Atalay, "Anayasa maddeleri çok tartışıldı ve sonunda evet oyu çıktı. Anayasa maddelerini seçen ve hazırlayan 9 kişiden biri de benim. Çok titiz bir seçim yaparak, ülkemiz adına iyi bir şey yaptığımızı düşünüyorum. Halkımızın da bunda büyük bir desteği oldu ve yüzde 58 gibi bir oy oranı ile Anayasa değişikliği kabul edildi. Bizim hükümetimiz zamanında iki büyük değişim olmuştur. Birisi Cumhurbaşkanını halkın seçmesi, diğeri ise Anayasa değişikliğidir. Türkiye'de yargı reformunun yapılması gerekiyordu. Bu
uzun süre aralardan sonra oldu. Bu yasalar ile bireyler korunaklı hale geldi" dedi.

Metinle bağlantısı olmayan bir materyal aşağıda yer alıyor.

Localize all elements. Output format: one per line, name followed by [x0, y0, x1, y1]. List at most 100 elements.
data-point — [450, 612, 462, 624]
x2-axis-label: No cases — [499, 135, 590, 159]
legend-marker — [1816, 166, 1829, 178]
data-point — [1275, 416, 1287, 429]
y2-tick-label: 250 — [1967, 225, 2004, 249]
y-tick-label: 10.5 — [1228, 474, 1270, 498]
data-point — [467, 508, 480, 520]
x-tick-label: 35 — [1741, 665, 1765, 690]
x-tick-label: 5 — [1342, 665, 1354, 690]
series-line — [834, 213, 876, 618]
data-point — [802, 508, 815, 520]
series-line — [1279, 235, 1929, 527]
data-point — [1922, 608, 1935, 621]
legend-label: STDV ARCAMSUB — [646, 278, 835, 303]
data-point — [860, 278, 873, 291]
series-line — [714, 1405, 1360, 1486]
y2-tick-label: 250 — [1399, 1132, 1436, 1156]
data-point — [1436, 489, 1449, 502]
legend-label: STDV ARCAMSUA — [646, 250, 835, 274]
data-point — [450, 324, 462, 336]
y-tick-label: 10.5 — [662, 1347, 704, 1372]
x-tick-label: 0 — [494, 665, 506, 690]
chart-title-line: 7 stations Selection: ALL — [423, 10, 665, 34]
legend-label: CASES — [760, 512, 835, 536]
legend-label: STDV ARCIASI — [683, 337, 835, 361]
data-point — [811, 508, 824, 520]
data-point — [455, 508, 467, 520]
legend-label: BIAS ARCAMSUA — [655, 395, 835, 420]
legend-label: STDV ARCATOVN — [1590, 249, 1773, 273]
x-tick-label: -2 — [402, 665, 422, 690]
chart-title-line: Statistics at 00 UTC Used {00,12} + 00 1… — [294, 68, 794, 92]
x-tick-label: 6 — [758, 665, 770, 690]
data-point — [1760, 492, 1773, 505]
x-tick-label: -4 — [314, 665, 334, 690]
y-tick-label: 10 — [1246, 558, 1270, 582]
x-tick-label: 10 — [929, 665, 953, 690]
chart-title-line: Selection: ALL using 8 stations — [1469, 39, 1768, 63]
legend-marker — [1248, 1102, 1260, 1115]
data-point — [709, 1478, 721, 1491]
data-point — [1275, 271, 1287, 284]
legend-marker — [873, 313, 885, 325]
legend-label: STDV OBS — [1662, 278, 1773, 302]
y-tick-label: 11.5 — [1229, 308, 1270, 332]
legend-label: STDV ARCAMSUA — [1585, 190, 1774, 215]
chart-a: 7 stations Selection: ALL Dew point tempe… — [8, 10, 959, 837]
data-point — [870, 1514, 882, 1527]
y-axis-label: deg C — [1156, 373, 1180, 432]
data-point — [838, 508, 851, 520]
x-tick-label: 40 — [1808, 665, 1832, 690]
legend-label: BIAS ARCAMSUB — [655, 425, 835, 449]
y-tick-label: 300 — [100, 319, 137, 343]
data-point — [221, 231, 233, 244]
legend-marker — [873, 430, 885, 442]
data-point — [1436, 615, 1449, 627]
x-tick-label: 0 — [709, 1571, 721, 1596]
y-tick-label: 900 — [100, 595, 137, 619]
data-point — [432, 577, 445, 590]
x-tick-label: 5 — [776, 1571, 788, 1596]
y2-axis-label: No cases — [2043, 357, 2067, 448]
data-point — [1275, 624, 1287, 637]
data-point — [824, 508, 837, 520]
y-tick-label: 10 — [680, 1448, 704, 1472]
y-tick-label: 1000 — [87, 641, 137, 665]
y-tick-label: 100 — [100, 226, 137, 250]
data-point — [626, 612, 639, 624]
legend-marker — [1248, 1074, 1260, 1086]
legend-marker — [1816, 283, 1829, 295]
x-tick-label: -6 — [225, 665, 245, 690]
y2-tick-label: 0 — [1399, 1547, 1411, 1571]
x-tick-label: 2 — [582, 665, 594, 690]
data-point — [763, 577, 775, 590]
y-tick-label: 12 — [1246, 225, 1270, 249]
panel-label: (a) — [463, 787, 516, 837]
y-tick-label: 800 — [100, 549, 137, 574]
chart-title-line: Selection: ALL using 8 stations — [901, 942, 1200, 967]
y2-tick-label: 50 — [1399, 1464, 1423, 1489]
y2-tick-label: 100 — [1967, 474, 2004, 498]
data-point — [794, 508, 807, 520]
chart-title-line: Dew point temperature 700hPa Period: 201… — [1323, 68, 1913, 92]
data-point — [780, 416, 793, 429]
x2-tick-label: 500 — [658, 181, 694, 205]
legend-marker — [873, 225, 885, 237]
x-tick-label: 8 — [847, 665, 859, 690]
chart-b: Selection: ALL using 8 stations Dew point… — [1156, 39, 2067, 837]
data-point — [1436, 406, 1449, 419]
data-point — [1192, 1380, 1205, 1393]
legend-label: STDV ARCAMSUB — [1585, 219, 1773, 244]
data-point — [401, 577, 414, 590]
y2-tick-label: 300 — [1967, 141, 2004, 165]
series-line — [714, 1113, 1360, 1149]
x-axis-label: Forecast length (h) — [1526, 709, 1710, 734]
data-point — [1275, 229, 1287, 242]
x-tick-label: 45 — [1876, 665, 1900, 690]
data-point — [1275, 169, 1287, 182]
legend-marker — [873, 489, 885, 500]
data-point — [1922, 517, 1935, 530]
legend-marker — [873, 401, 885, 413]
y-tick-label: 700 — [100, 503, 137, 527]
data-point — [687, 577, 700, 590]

Türkiye'nin dış politikada ki en büyük sorununun, Türkiye Cumhuriyeti vatandaşlarının kendi devletini Strasburg'da ki Avrupa İnsan Hakları Mahkemesine şikayet etmesi olduğunu belirten Atalay, "Dış politika da ve hakka Avrupa Birliğine giriş süreçlerimizde bizi en çok etkileyen kendi vatandaşlarımızın Strasburg Avrupa İnsan Hakları Mahkemesine, devletimizin adına açılan davalardır Düşünün ki Avrupa İnsan Hakları Mahkemesinde 15 bin dosyamız var. Şimdi düşünün Anayasa Mahkemesi sivil vatandaşlarımıza açıldı
ve dolayısıyla bu sorun minimum ortadan kalktı. Bu süreç Türkiye'nin önün açmaya yöneliktir. Hükümetimiz ve Sayın Başbakanımız ile bu tür sorunları ortadan kaldırmak için çalışıyoruz. Çalışmaya da devam edeceğiz" ifadelerini kullandı.
Kırıkkale Üniversitesi Rektörü Prof. Dr. Ekrem Yıldız, "Biz strateji olarak yeni akademik birimlerle büyümek istiyoruz. Ancak bundan daha da önce var olan akademik birimlerimizin geliştirilmesini, yeni bölümlerle büyütülmesini, öğrencisi bulunmayan bölümlere öğrenci almayı planlıyoruz. Bu konuda en önemli sıkıntımız kadro sorunudur. Halen kullanmakta olduğumuz kadrolar üniversitemizin kuruluşu sırasında alınan kadrolardır. Şu anda en büyük sıkıntımız kadro sıkıntısıdır. Halihazırdaki bölüm ve anabilim
dallarında bile kadro sıkıntılarımız bulunmaktadır" dedi.
Yükseköğretim Kurulu Başkanı Yusuf Ziya Özcan ise "Yükseköğretim hakkını kullanmak isteyen herkesin üniversiteler arasında yer bulması, öğretim üyelerinin öğretim üyesi ihtiyacını karşılamak, yeni kurulan üniversitelerin kuruluşlarını hızlandırmak, ulusal değişim programını başlatmak, uzaktan eğitimi Türk üniversitelerinde yaygın bir hale getirmek, bütün öğretim üyelerinin yurtdışına yollanmasını sağlamak, performansa dayalı ödüllendirme sistemini hayata geçirmek ve öğretim üyelerinin özlük haklarında
iyileştirmek, dergilerdeki pozisyonlarının daha yukarı çıkarmak ve son olarak kısman gerçekleştirdik ancak saydığım sekiz kalemde dikkate değer gelişmeler kaydedilmiştir" şeklinde konuştu.